Lecture 6 Flashcards
classifications for probability distributions
- continuous or discrete
- univariate or multivariate
- central or non central
2 ways we can view probability distributions
- density function: can be seen by bell shaped curve
- probability function: can be seen by CUMULATIVE DISTRIBUTION FUNCTION, which in continuous function, involves density function –>
what does bell shaped curve indicate?
when we see a bell shaped curve, we are actually looking at the density function
why are f distribution and chi square distribution always negatively skewed?
because they can only have a NON NEGATIVE value on the x axis
how does a graph with positive skew look like
right tailed
‘facing’ right
most scores are on the left
how does a graph with negative skew look like
left tailed
‘facing’ left
most scores are on the right
what is mutually exclusive group?
independent groups
you can only belong to 1 group. each group is independent from another.
eg: you can only be in RMHI group or ARMP group.
what is mutually paired group?
dependent groups
each score in one group is LINKED to a score in the other group.
eg:
- twins = common dependency
- husband wife on marriage harmony
- different time points (with the same individual)
in terms of sample size, what differs mutually paired group to mutually exclusive group?
in mutually paired groups design,
the sample size in all the groups MUST be the same
in mutually exclusive group, you can have unequal sample size
assumptions for mean differences in 2 independent groups
- observations are independent
- obs scores are normally distributed
- variances in 2 groups are the same
what does balanced design mean
means the size of each group is the same
what is the diff between having balanced design and unbalanced design if the groups violate the homosdecasticity assumption
for balanced design, interpretation would still be robust if group variance is not consistent
if it’s unbalanced design, then interpretation would not be robust even if the homosdescaticity is only mild
“unstandardised confidence intervals are robust against mild to moderate non normality” true or false?
true
unstandardised confidence interval is ROBUST against these conditions
“standardised confidence are robust against mild to moderate non normality” true or false?
false.
standardised confidence interval is NOT ROBUST against these conditions
why is bonett functions useful?
it reports both observed and standardised mean differences
2 types of standardised mean differences
- hedges’ g (requires NORMALITY and HOMOGENEITY)
- bonett’s d (requires NORMALITY)
“we always assume homogeneity of variance unless p value for either test is small” true or false?
true.
if one test <0.05 and the other is >0.05 then we assume heterogeneity of variance.
what is the basis of analysis aka what are we calculating when groups are DEPENDENT?
we wanna analyse the DIFFERENCE between the scores (each involving both IV1 and IV2) for each individual
Assumptions for mean differences in 2 DEPENDENT groups
- independent observations
- normal distribution of observed scores
note:
HOMOGENEITY of variance is NOT relevant because the analysis is undertaken of the difference scores
why homogeneity of variance is not a relevant assumption in dependent groups?

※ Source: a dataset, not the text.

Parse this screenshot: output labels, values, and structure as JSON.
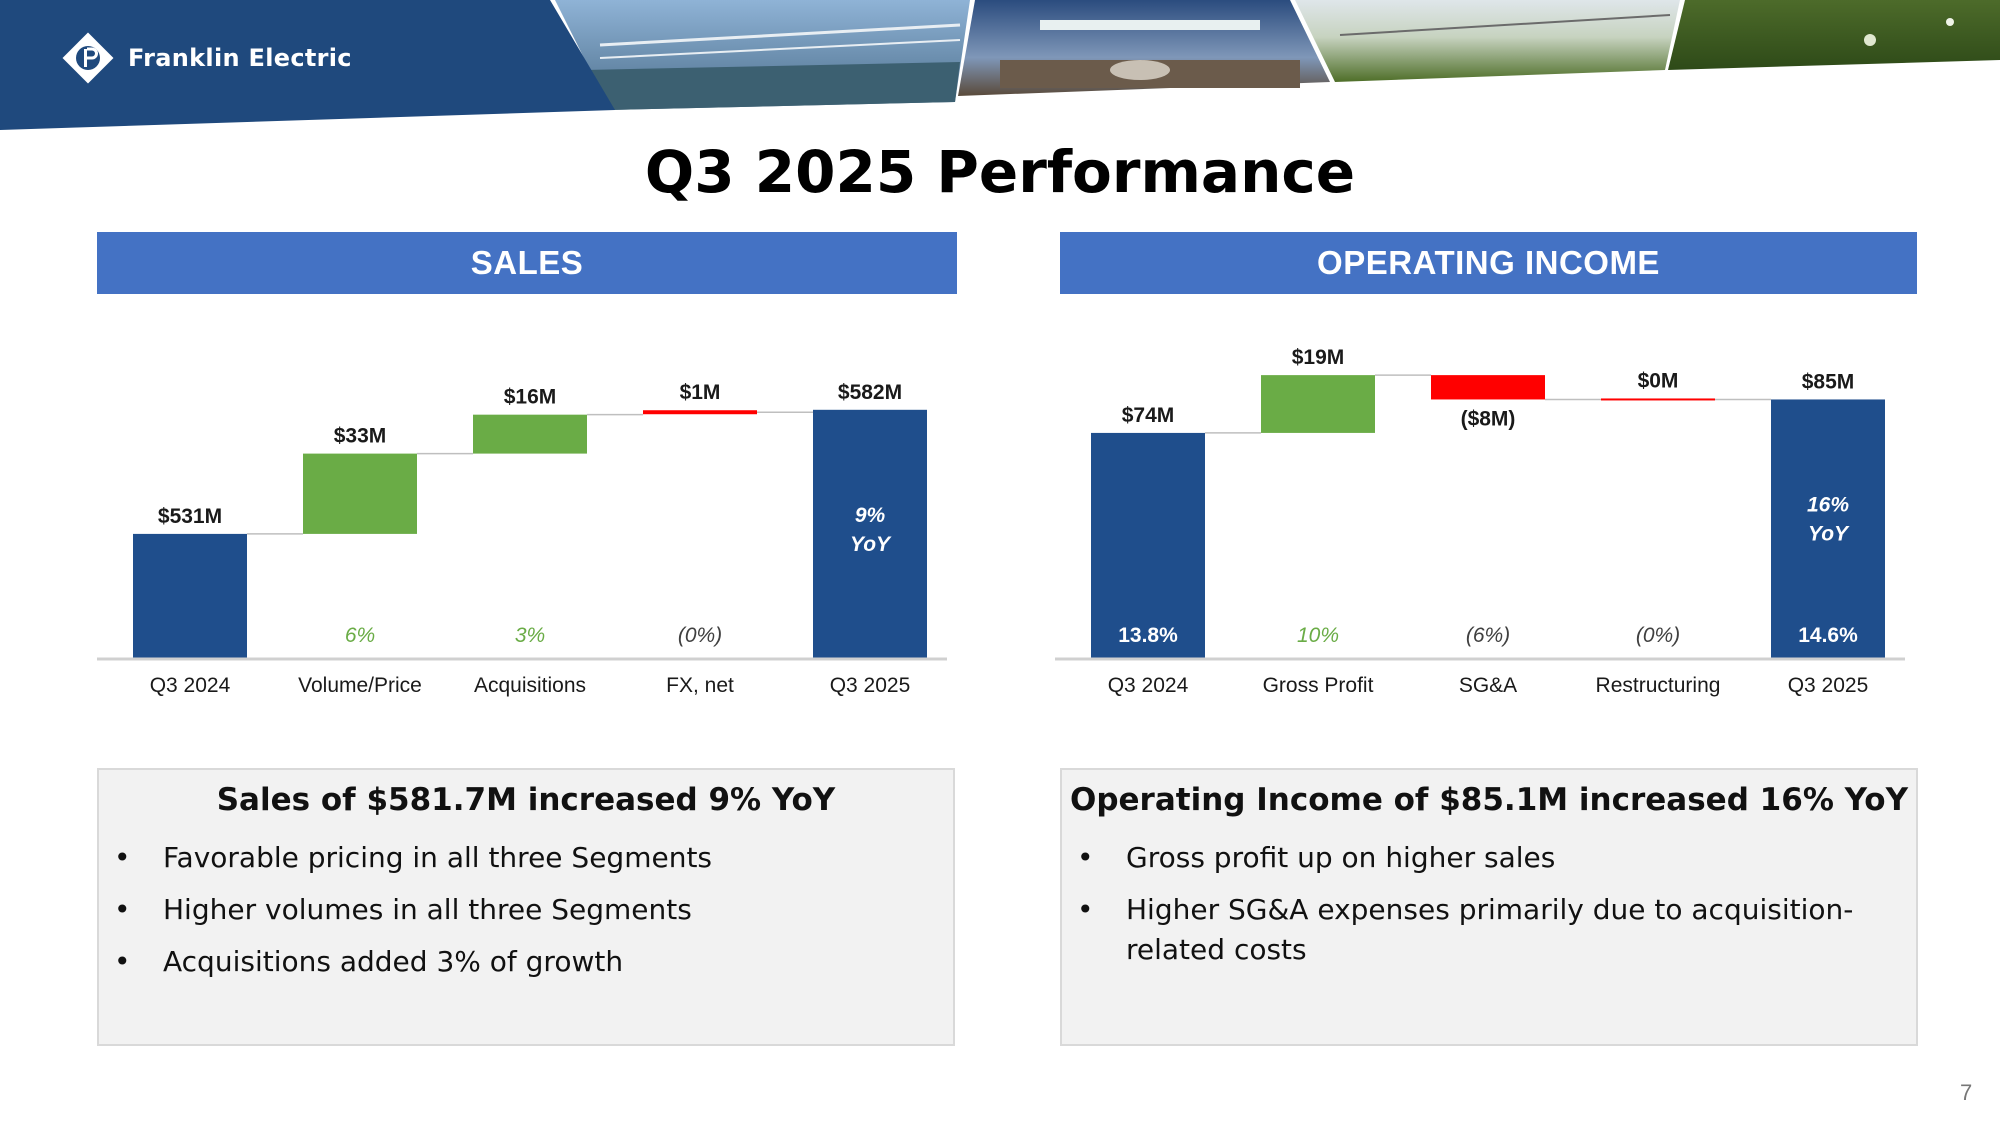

because that’s the thing we are analysing
in what condition would the bonett test and hedges test result in the SAME standardised estimate value?

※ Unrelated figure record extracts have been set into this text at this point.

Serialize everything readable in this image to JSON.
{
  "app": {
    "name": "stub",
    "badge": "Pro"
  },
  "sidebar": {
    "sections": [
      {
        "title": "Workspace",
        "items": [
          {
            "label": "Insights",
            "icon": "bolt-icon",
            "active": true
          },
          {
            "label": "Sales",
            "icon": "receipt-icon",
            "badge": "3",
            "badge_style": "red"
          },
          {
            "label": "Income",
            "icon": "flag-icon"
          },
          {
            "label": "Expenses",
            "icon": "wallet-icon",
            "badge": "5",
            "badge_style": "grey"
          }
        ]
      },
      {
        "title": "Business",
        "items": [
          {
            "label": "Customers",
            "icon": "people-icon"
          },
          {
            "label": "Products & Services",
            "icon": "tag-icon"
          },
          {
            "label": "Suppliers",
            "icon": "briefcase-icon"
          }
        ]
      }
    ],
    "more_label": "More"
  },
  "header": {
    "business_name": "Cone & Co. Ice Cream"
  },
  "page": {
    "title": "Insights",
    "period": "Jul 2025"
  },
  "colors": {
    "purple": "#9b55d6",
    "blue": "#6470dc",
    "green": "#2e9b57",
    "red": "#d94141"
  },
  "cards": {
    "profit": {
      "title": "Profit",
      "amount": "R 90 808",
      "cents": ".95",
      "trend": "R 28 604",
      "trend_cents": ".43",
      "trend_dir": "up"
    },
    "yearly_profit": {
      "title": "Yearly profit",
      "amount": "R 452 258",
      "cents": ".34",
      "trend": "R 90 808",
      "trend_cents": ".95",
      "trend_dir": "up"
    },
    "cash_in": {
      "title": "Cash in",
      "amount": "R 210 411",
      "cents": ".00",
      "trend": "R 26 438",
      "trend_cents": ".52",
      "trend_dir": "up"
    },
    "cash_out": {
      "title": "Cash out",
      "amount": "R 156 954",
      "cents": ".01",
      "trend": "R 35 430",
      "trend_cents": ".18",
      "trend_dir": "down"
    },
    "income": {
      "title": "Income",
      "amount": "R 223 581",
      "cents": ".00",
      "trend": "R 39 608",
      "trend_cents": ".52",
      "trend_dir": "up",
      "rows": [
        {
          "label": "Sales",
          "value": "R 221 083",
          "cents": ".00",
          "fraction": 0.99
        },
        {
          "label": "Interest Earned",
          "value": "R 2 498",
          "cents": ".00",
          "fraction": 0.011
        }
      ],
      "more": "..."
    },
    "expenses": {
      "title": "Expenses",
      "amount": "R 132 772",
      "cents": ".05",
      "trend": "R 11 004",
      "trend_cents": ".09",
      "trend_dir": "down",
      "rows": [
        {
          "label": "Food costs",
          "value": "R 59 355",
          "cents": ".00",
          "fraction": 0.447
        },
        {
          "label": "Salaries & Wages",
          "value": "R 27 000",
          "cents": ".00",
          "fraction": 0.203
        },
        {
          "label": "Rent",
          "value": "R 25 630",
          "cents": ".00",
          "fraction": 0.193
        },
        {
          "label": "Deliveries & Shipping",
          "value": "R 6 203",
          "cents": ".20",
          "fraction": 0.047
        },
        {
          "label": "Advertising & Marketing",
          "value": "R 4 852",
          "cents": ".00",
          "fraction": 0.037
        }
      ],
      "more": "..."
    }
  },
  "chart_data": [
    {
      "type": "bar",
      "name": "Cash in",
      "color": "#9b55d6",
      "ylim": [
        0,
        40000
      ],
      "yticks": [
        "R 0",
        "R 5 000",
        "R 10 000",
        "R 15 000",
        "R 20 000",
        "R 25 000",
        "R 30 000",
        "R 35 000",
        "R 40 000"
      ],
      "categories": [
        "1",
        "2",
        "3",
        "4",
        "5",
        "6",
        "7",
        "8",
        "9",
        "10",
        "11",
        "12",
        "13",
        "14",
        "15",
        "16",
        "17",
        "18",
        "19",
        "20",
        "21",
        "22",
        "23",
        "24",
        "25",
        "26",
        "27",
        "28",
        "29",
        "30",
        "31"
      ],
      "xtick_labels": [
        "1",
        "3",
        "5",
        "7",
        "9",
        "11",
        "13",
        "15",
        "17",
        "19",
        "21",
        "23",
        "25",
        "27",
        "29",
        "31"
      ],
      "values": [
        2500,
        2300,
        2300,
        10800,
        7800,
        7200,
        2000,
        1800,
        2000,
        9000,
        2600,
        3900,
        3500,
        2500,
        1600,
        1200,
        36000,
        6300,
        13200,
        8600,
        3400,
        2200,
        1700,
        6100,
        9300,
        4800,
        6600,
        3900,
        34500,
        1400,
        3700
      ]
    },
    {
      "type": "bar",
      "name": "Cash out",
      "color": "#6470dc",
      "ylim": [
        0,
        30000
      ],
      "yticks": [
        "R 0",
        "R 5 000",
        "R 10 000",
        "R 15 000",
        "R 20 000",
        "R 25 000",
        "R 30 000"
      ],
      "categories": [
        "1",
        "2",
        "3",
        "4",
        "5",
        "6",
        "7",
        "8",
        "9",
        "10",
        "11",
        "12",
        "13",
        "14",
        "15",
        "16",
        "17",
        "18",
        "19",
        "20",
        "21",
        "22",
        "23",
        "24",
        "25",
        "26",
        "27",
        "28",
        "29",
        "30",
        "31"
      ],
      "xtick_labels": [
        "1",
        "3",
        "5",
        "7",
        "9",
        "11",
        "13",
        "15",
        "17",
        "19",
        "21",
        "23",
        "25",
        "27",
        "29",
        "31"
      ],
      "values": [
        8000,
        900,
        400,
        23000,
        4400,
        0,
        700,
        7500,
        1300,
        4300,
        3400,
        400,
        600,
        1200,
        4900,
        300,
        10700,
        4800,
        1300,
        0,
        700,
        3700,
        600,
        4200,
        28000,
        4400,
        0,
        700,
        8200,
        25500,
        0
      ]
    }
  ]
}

standardised estimate value in bonett and hedges test would be the same only if the correlation of the 2 sets of scores is 0.5
what is semipartial correlation
It is the correlation between observed scores on the dependent variable and that part of scores on an independent variable that is not accounted for by all other independent variables in the regression analysis.
Which of the following descriptions is closest in meaning to the concept of heteroscedasticity of residuals?
Non-constant residual variance for different PREDICTED values of the dependent variable. (NOT OBSERVED VALUES)
“we do not need to know how a null hypothesis test would be applied to a semipartial correlation” true or false?
true.
If we did know the standard error for the standardised regression coefficient and we undertook a null hypothesis test, then the obtained P value would be the same as that obtained for a null hypothesis test applied to a semipartial correlation. hence, the foregoing logically follows from knowing the relationship between (i) a semipartial correlation and a standardised regression coefficient and (ii) a confidence interval and a null hypothesis test.